La réaction de la Commission européenne est très prudente. Leurs porte-parole ont « salué » la nouvelle du rétablissement des relations entre Madrid et Rabat, avec même le retour de l’ambassadeur du Maroc après des mois de consultations. « Nous saluons toute évolution positive entre les Etats membres et le Maroc dans leurs relations bilatérales, qui ne peut que profiter à un partenariat conjoint entre tous », a déclaré une porte-parole. Cependant, la Commission réitère qu’elle apporte son plein soutien au « Secrétaire général de l’ONU pour faire avancer un processus politique avec une solution politique juste, réaliste et pragmatique, durable et mutuellement acceptable à la question du Sahara Occidental ».

En d’autres termes, il n’y a pas de changement dans l’UE, du moins pour l’instant.

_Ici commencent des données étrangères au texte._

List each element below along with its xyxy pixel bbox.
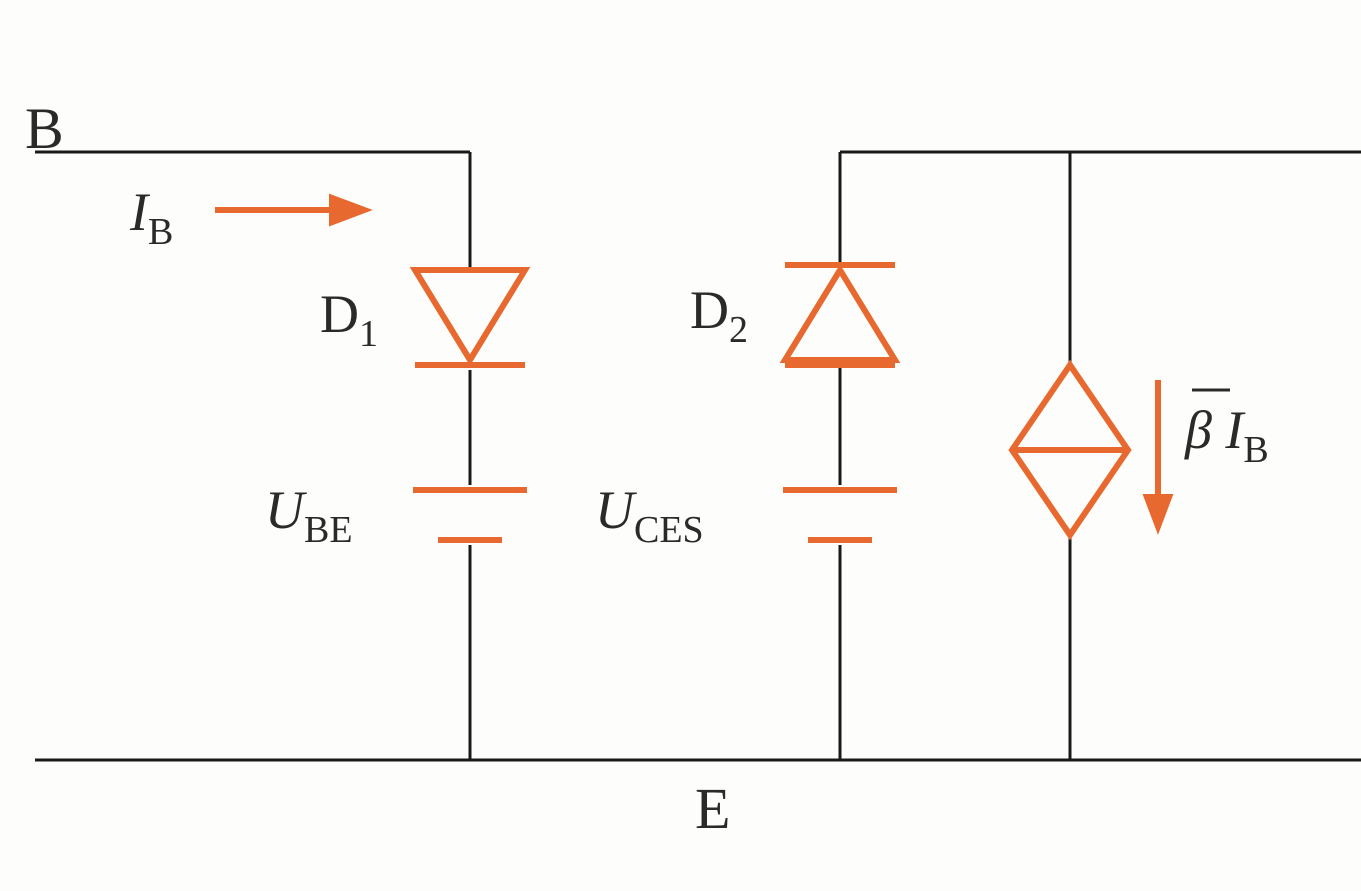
ib-arrow-head	[330, 195, 370, 225]
dependent-current-source	[1012, 365, 1128, 535]
node-b-label: B	[25, 96, 64, 161]
d1-triangle	[415, 270, 525, 360]
label-d1: D1	[320, 284, 378, 355]
node-e-label: E	[695, 776, 730, 841]
battery-ube	[413, 490, 527, 540]
arrow-beta-ib	[1144, 380, 1172, 532]
components	[215, 195, 1172, 540]
circuit-diagram: B E IB D1 D2 UBE UCES β IB	[20, 20, 1361, 871]
svg-text:β IB: β IB	[1184, 400, 1269, 471]
wires	[35, 152, 1361, 760]
d2-triangle	[785, 270, 895, 360]
battery-uces	[783, 490, 897, 540]
betaib-arrow-head	[1144, 495, 1172, 532]
label-uces: UCES	[595, 480, 704, 551]
label-ube: UBE	[265, 480, 353, 551]
label-ib: IB	[129, 182, 173, 253]
labels: B E IB D1 D2 UBE UCES β IB	[25, 96, 1269, 841]
diode-d2	[785, 265, 895, 365]
arrow-ib	[215, 195, 370, 225]
label-d2: D2	[690, 280, 748, 351]
diode-d1	[415, 270, 525, 365]
label-beta-ib: β IB	[1184, 390, 1269, 471]
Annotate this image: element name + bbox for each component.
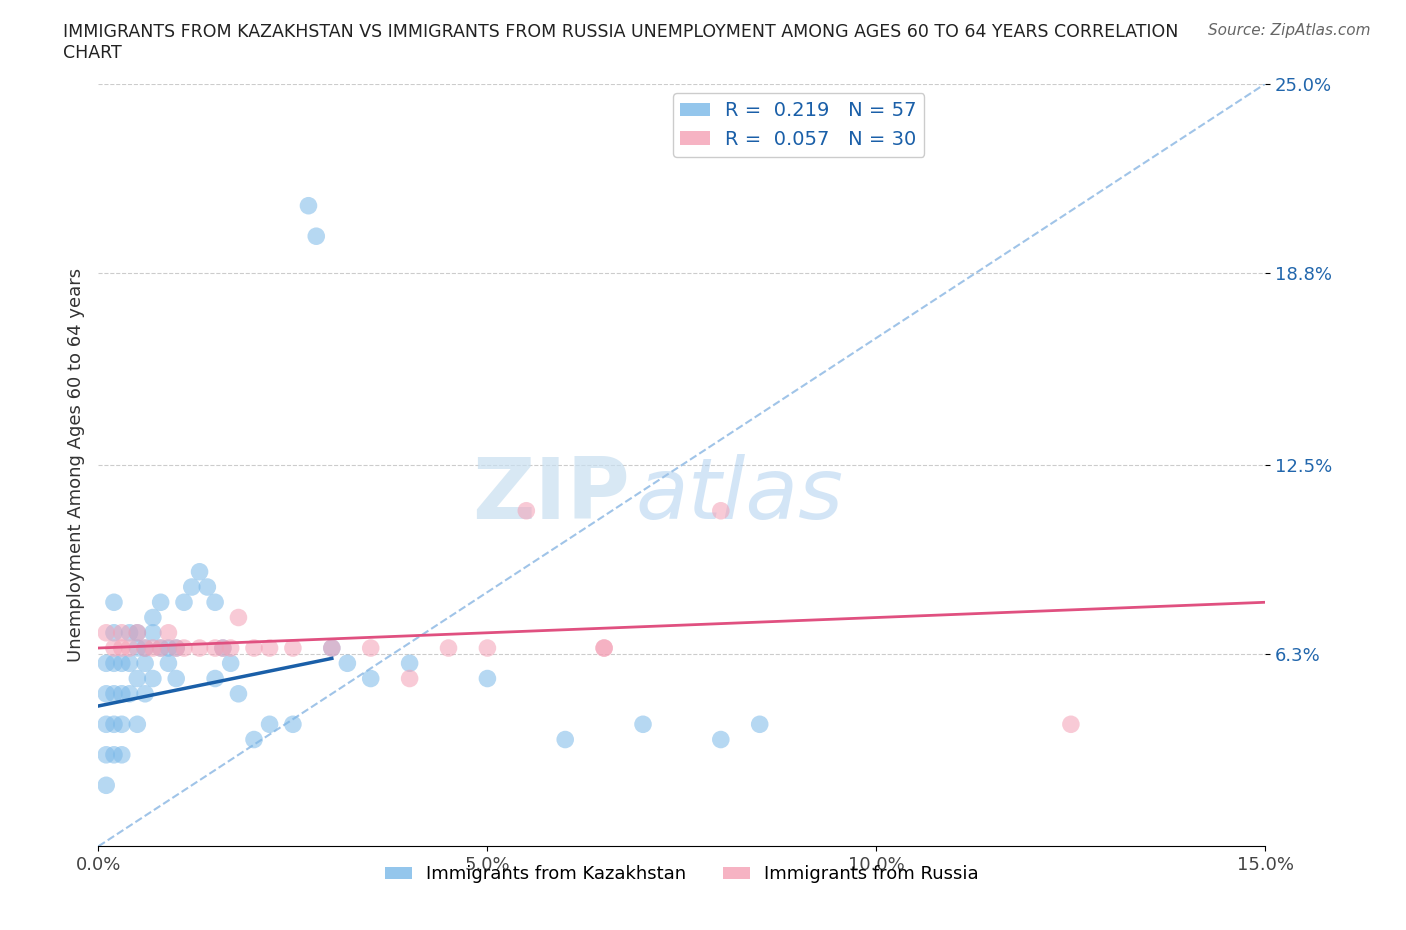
Point [127,641,149,656]
Point [96,748,118,763]
Point [103,625,125,640]
Point [96,686,118,701]
Point [134,656,156,671]
Point [173,641,195,656]
Point [297,198,319,213]
Point [142,671,165,686]
Point [118,641,141,656]
Point [188,641,211,656]
Point [477,671,499,686]
Point [212,641,235,656]
Point [127,717,149,732]
Point [631,717,654,732]
Point [157,656,180,671]
Point [748,717,770,732]
Point [228,610,250,625]
Point [259,717,281,732]
Text: atlas: atlas [636,454,844,537]
Point [111,717,134,732]
Text: Source: ZipAtlas.com: Source: ZipAtlas.com [1208,23,1371,38]
Text: CHART: CHART [63,44,122,61]
Text: IMMIGRANTS FROM KAZAKHSTAN VS IMMIGRANTS FROM RUSSIA UNEMPLOYMENT AMONG AGES 60 : IMMIGRANTS FROM KAZAKHSTAN VS IMMIGRANTS… [63,23,1178,41]
Point [321,641,343,656]
Point [111,656,134,671]
Point [103,748,125,763]
Point [149,641,172,656]
Point [219,641,242,656]
Point [165,641,187,656]
Point [281,717,304,732]
Point [142,625,165,640]
Point [398,656,420,671]
Point [127,625,149,640]
Y-axis label: Unemployment Among Ages 60 to 64 years: Unemployment Among Ages 60 to 64 years [66,268,84,662]
Point [96,777,118,792]
Point [593,641,616,656]
Point [149,595,172,610]
Point [188,565,211,579]
Point [243,641,266,656]
Point [305,229,328,244]
Point [437,641,460,656]
Point [204,595,226,610]
Point [336,656,359,671]
Point [96,625,118,640]
Point [103,595,125,610]
Point [118,686,141,701]
Point [96,656,118,671]
Point [173,595,195,610]
Point [134,641,156,656]
Point [142,641,165,656]
Legend: Immigrants from Kazakhstan, Immigrants from Russia: Immigrants from Kazakhstan, Immigrants f… [378,858,986,891]
Point [111,641,134,656]
Point [204,641,226,656]
Point [554,732,576,747]
Point [134,641,156,656]
Point [149,641,172,656]
Point [157,625,180,640]
Point [593,641,616,656]
Point [165,671,187,686]
Point [360,641,382,656]
Point [96,717,118,732]
Point [111,686,134,701]
Point [127,671,149,686]
Point [228,686,250,701]
Point [127,625,149,640]
Point [321,641,343,656]
Point [710,503,733,518]
Point [180,579,202,594]
Point [243,732,266,747]
Point [165,641,187,656]
Point [118,656,141,671]
Point [111,625,134,640]
Point [360,671,382,686]
Point [103,656,125,671]
Point [142,610,165,625]
Point [515,503,537,518]
Point [1060,717,1083,732]
Point [710,732,733,747]
Point [118,625,141,640]
Point [103,717,125,732]
Point [281,641,304,656]
Point [103,641,125,656]
Point [204,671,226,686]
Point [111,748,134,763]
Point [219,656,242,671]
Point [103,686,125,701]
Point [477,641,499,656]
Point [134,686,156,701]
Point [259,641,281,656]
Text: ZIP: ZIP [471,454,630,537]
Point [398,671,420,686]
Point [157,641,180,656]
Point [212,641,235,656]
Point [195,579,218,594]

Ni soutien (ou critique) de la décision de l’Espagne. « Toute solution doit être conforme aux résolutions du Conseil de sécurité de l’ONU et il est important qu’ils préservent la stabilité de la région », a ajouté la porte-parole dans une phrase qui peut être interprétée à partir de plusieurs positions, de la neutralité au rappel que la position marocaine n’est pas celle choisie, même si Madrid considère désormais c’est le meilleur atout.

Selon des sources européennes, ce mouvement ne répond pas à une initiative de l’Europe, ce n’est pas une impulsion des institutions et il est venu de Sánchez et Albares, après avoir écouté Washingtonqui depuis les dernières années de Trump se positionne aussi contre les intérêts du Front Polisario. Mais l’argument principal a une clé nationale. Interrogé sur les raisons pour lesquelles cet accord avec le Maroc maintenant, irrite l’Algérie au moment le plus critique pour l’énergie et l’approvisionnement depuis des décennies, le ministre a été clair : « C’est toujours le bon moment pour parvenir à un accord qui garantisse l’intégrité territoriale de l’Espagne. La souveraineté de l’Espagne, stabilité, la gestion des flux migratoires, la coopération, la lutte contre le terrorisme, les intérêts commerciaux ». Bien que cela indigne Alger, qui a à son tour retiré son ambassadeur. « Nous respectons la décision du gouvernement algérien », s’est borné à dire le ministre, demandant une comparution urgente à la Congrès donner des explications.